Ascalon98 commented 5 months ago

I also add the information you asked previously: I entirely followed the instructions so far. I have single sample vcf.gz files in this folder /home5/aimre/VarClust_data/ and the generated profile files in this folder /home5/aimre/Varclust_profiles/.

Command for creating profiles: varclust_create_profiles /home5/aimre/VarClust_data/ /home5/aimre/Varclust_profiles/

I think the rest of the steps I have done is in my previous comment. Let me know if you need more information!

fasterius commented 4 months ago

Okay, strange. Do you have a way of sharing the vcf file you have, or at least a portion of it, so that I can test it on my end?

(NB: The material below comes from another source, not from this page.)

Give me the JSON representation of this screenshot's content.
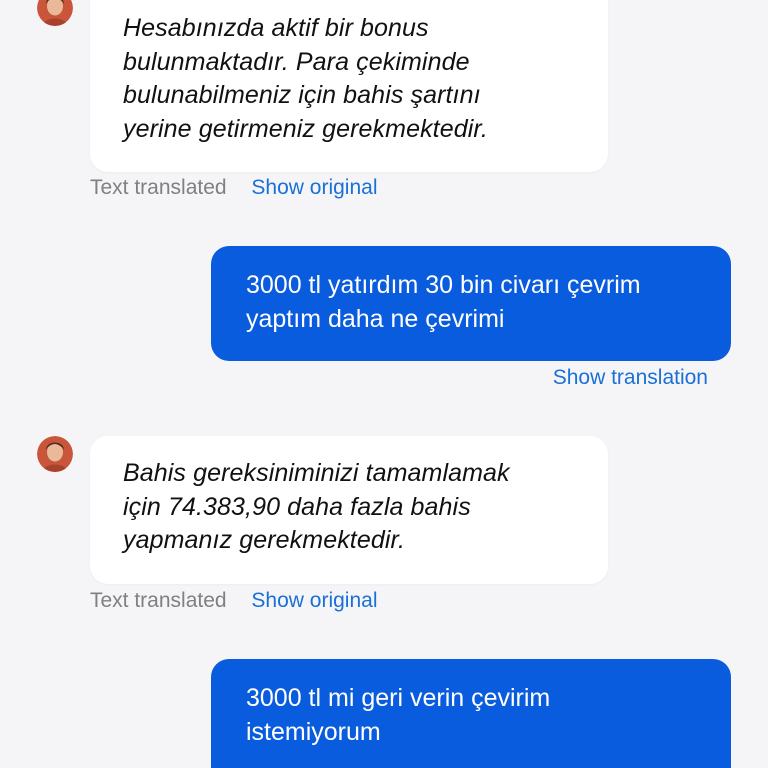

Ascalon98 commented 4 months ago

Yes! I attached a few of my vcf files. They are all single sample vcf files. I appreciate your help! The file names contain '.sam' because for some reason the GATK pipeline thought that it was part of the sample name and left it like this in the heading of the vcf files.

W1_1_S1L003.sam.vcf.gz W1_2_S8L003.sam.vcf.gz W1_3_S15L003.sam.vcf.gz W1_4_S22L003.sam.vcf.gz

Ascalon98 commented 4 months ago

Update: In the meantime I fixed the issue. I found the solution here: https://stackoverflow.com/questions/76812405/typeerror-stringmethods-rsplit-takes-from-1-to-2-positional-arguments-but-3-w

So I just corrected str.split(': ', 1) to str.split(': ', n=1) and then it worked.

However, I noticed that the generated figure is not informative, and it seems according to VarClust there is no detectable difference between my samples. Also, in the distance matrix all the comparisons received the same value (0.8333), which to me does not seem realistic. So, I opened my profile files, and it turned out they were empty, there is only a headline. I will try to figure out the reason of this, but if you have any idea, I would genuinely appreciate it!

Here is the figure that VarClust generated. output_heatmap_figure

fasterius commented 3 months ago

Sorry for the late response, I've been on vacation and away from the computer.

Okay, it sounds like your VCFs are malformed somehow. The value 0.8333 is the expected value to get when you're comparing empty profiles with the similarity score and default parameters: similarity score = 1 - (matches + a) / (total + a + b) where a = 1 and b = 5 as default. This yields a score of 1 - 1/6 = 0.8333.

Could you try passing the --method position_only argument? Looking at your VCFs it seems you do not have annotations from SnpEff, so the default full profiles won't work.

I can also see that your chromosomes are named with Roman numerals instead of normal numbers. I'm not sure this is supported by the underlying PyVCF package.

Ascalon98 commented 3 months ago

Hi! Thank you for your answer! I added snpEff annotations but, when I wanted to build the profiles, I received error messages. Without snpEff annotations the command makes empty profiles. Can you send over one of your vcf.gz files that works for you for comparison?

I tried the --method position_only argument like you see below, but it did not work either. Can you elaborate on the usage of this argument?

varclust_create_profiles /home5/aimre/VarClust_data/ /home5/aimre/VarClust_data/snpEff_annotated/varclust_probe/probe_profiles/ --method position_only

fasterius commented 2 months ago

Could you try this file: https://github.com/fasterius/seqCAT/blob/master/inst/extdata/sample1.vcf.gz?

The --method position_only argument makes comparisons happen based on SNV positions only, rather than based on position and annotations. Since you don't have annotations from snpEff you should be using positions only.